I would like to know, how expressions are parsed when are mixed with control flow.
Let's assume such syntax:
case
when a == Method() + 1
then Something(1)
when a == Other() - 2
then 1
else 0
end
We've got here two conditional expressions, Method() + 1
, Something(1)
and 0
. Each can be translated to postfix by Shunting-yard algorithm
and then easily translated into AST
. But is it possible to extend this algorithm to handle control - flow also? Or are there other approaches to solve such mixing of expressions and control flows?
another example:
a == b ? 1 : 2
also how can I classify such expression: a between b and c
, can I say that between
is three arguments function? Or is there any special name for such expressions?
You can certainly parse the ternary operator with an operator-precedence grammar. In
expr ? expr : expr
the binary "operator" here is ? expr :
, which conveniently starts and ends with an operator token (albeit different ones). To adapt shunting yard to that, assign the right-precedence of ? and the left-precedence of : to the precedence of the ?:
operator. The left-precedence of ? and the right-precedence of : are ±∞, just like parentheses (which, in effect, they are).
Since the case
statement is basically repeated application of the ternary operator, using slightly different spellings for the tokens, and yields to a similar solution. (Here case when
and end
are purely parenthetic, while then
and the remaining when
s correspond to ?
and :
.)
Having said that, it really is simpler to use an LALR(1) parser generator, and there is almost certainly one available for whatever language you are writing in.

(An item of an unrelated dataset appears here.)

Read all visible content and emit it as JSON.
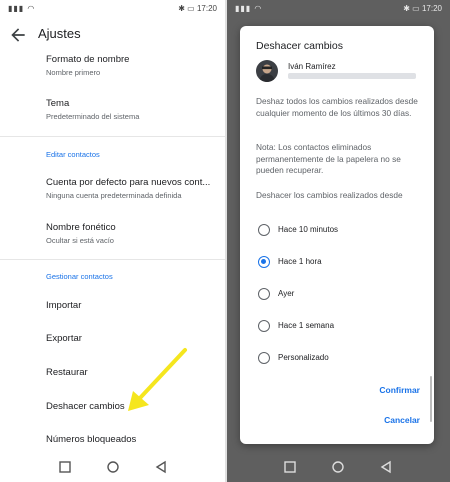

It's clear that both the ternary operator and OP's case statement are operator grammars:
Ternary operator:
ternary-expr: non-ternary-expr
| non-ternary-expr '?' expr ':' ternary-expr
Normally, the ternary operator will be lower precedence from any other operator and associate to the right, which is how the above is written. In C and other languages ternary expressions have the same precedence as assignment expressions, which is straightforward to add. That results in the relationships
X ·> ?
? <· X
? ·=· :
X ·> :
: <· X
Case statement (one of many possible formulations):
case_statement: 'case' case_body 'else' expr 'end'
case_body: 'when' expr 'then' expr
| case_body 'when' expr 'then' expr
Here are the precedence relationships for the above grammar:
case <· when
case ·=· else
when <· X
(see below)when ·=· then
then ·> when
then ·> else
else <· X
else ·=· end
X ·> then
X ·> when
X ·> end
X
in the above relations refers to any binary or unary operator, any value terminal, (
and )
.
It's straightforward to find left- and right-precedence functions for all of those terminals; the pattern will be similar to that of parentheses in a standard algebraic grammar.